The latest shooting also came hours after a gunman went on the rampage in the southern US state of Alabama, mowing down 10 people before turning the gun on himself.
Recent school slayings worldwide:
The following are the worst mass killings in schools and universities around the world over the past five years.
The list does not include deaths resulting from guerrilla actions, such as the slaughter of 186 children and 146 adults at a school in Beslan, Russia in September 2004.
- March 11, 2009 - Germany - 10.
Nine pupils, three teachers and three passers-by are killed in a school shooting in southern Germany by a former pupil who is then shot dead by police.

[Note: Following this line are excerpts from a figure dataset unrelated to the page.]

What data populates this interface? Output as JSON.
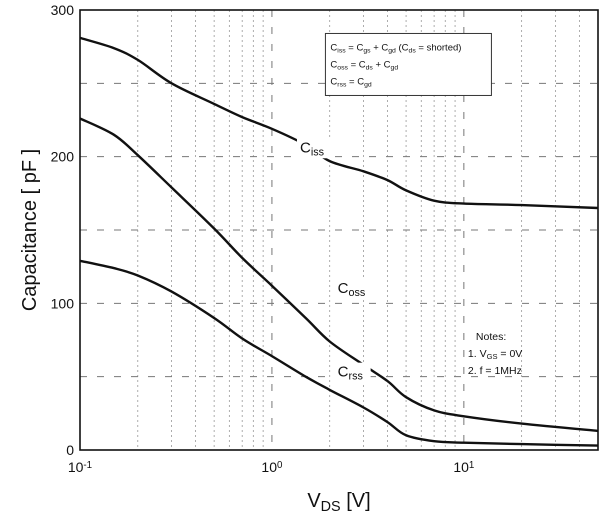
{
  "chart_data": {
    "type": "line",
    "xscale": "log",
    "xlim": [
      0.1,
      50
    ],
    "ylim": [
      0,
      300
    ],
    "grid": true,
    "xlabel": "V",
    "xlabel_sub": "DS",
    "xlabel_unit": "[V]",
    "ylabel": "Capacitance [ pF ]",
    "x_ticks": [
      {
        "value": 0.1,
        "base": "10",
        "exp": "-1"
      },
      {
        "value": 1,
        "base": "10",
        "exp": "0"
      },
      {
        "value": 10,
        "base": "10",
        "exp": "1"
      }
    ],
    "y_ticks": [
      0,
      100,
      200,
      300
    ],
    "series": [
      {
        "name": "Ciss",
        "x": [
          0.1,
          0.15,
          0.2,
          0.3,
          0.5,
          0.7,
          1,
          1.5,
          2,
          3,
          4,
          5,
          7,
          10,
          20,
          50
        ],
        "y": [
          281,
          274,
          266,
          250,
          236,
          227,
          219,
          208,
          197,
          190,
          184,
          177,
          170,
          168,
          167,
          165
        ]
      },
      {
        "name": "Coss",
        "x": [
          0.1,
          0.15,
          0.2,
          0.3,
          0.5,
          0.7,
          1,
          1.5,
          2,
          3,
          4,
          5,
          7,
          10,
          20,
          50
        ],
        "y": [
          226,
          215,
          201,
          179,
          151,
          131,
          112,
          90,
          74,
          58,
          47,
          36,
          27,
          23,
          18,
          13
        ]
      },
      {
        "name": "Crss",
        "x": [
          0.1,
          0.15,
          0.2,
          0.3,
          0.5,
          0.7,
          1,
          1.5,
          2,
          3,
          4,
          5,
          7,
          10,
          20,
          50
        ],
        "y": [
          129,
          124,
          119,
          108,
          90,
          76,
          64,
          50,
          41,
          29,
          19,
          10,
          6,
          5,
          4,
          3
        ]
      }
    ],
    "series_labels": [
      {
        "main": "C",
        "sub": "iss",
        "x": 1.4,
        "y": 203
      },
      {
        "main": "C",
        "sub": "oss",
        "x": 2.2,
        "y": 107
      },
      {
        "main": "C",
        "sub": "rss",
        "x": 2.2,
        "y": 50
      }
    ],
    "legend": {
      "placement": "top-right",
      "lines": [
        [
          [
            "C",
            ""
          ],
          [
            "iss",
            "sub"
          ],
          [
            " = C",
            ""
          ],
          [
            "gs",
            "sub"
          ],
          [
            " + C",
            ""
          ],
          [
            "gd",
            "sub"
          ],
          [
            " (C",
            ""
          ],
          [
            "ds",
            "sub"
          ],
          [
            " = shorted)",
            ""
          ]
        ],
        [
          [
            "C",
            ""
          ],
          [
            "oss",
            "sub"
          ],
          [
            " = C",
            ""
          ],
          [
            "ds",
            "sub"
          ],
          [
            " + C",
            ""
          ],
          [
            "gd",
            "sub"
          ]
        ],
        [
          [
            "C",
            ""
          ],
          [
            "rss",
            "sub"
          ],
          [
            " = C",
            ""
          ],
          [
            "gd",
            "sub"
          ]
        ]
      ]
    },
    "notes": {
      "placement": "right",
      "lines": [
        [
          [
            "Notes:",
            ""
          ]
        ],
        [
          [
            "1. V",
            ""
          ],
          [
            "GS",
            "sub"
          ],
          [
            " = 0V",
            ""
          ]
        ],
        [
          [
            "2. f = 1MHz",
            ""
          ]
        ]
      ]
    }
  }
}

- September, 2008 - Finland - 11.
Eleven people, including the gunman, die in a massacre at a training school at Kauhajoki, Finland.
- November 2007 - Finland: nine
An 18-year-old student opens fire in a school in southern Finland, killing five boys, two girls and the headmistress before turning his gun on himself.
- April 2007: United States: 33
A South Korean student kills 32 people on his campus at Virginia Tech in Blacksburg, Virginia. He then kills himself.
- March 2005 - United States: 10
A 16-year-old boy kills two people at his home in Minnesota, then goes to his school where he kills five fellow students, a teacher, a security guard and himself.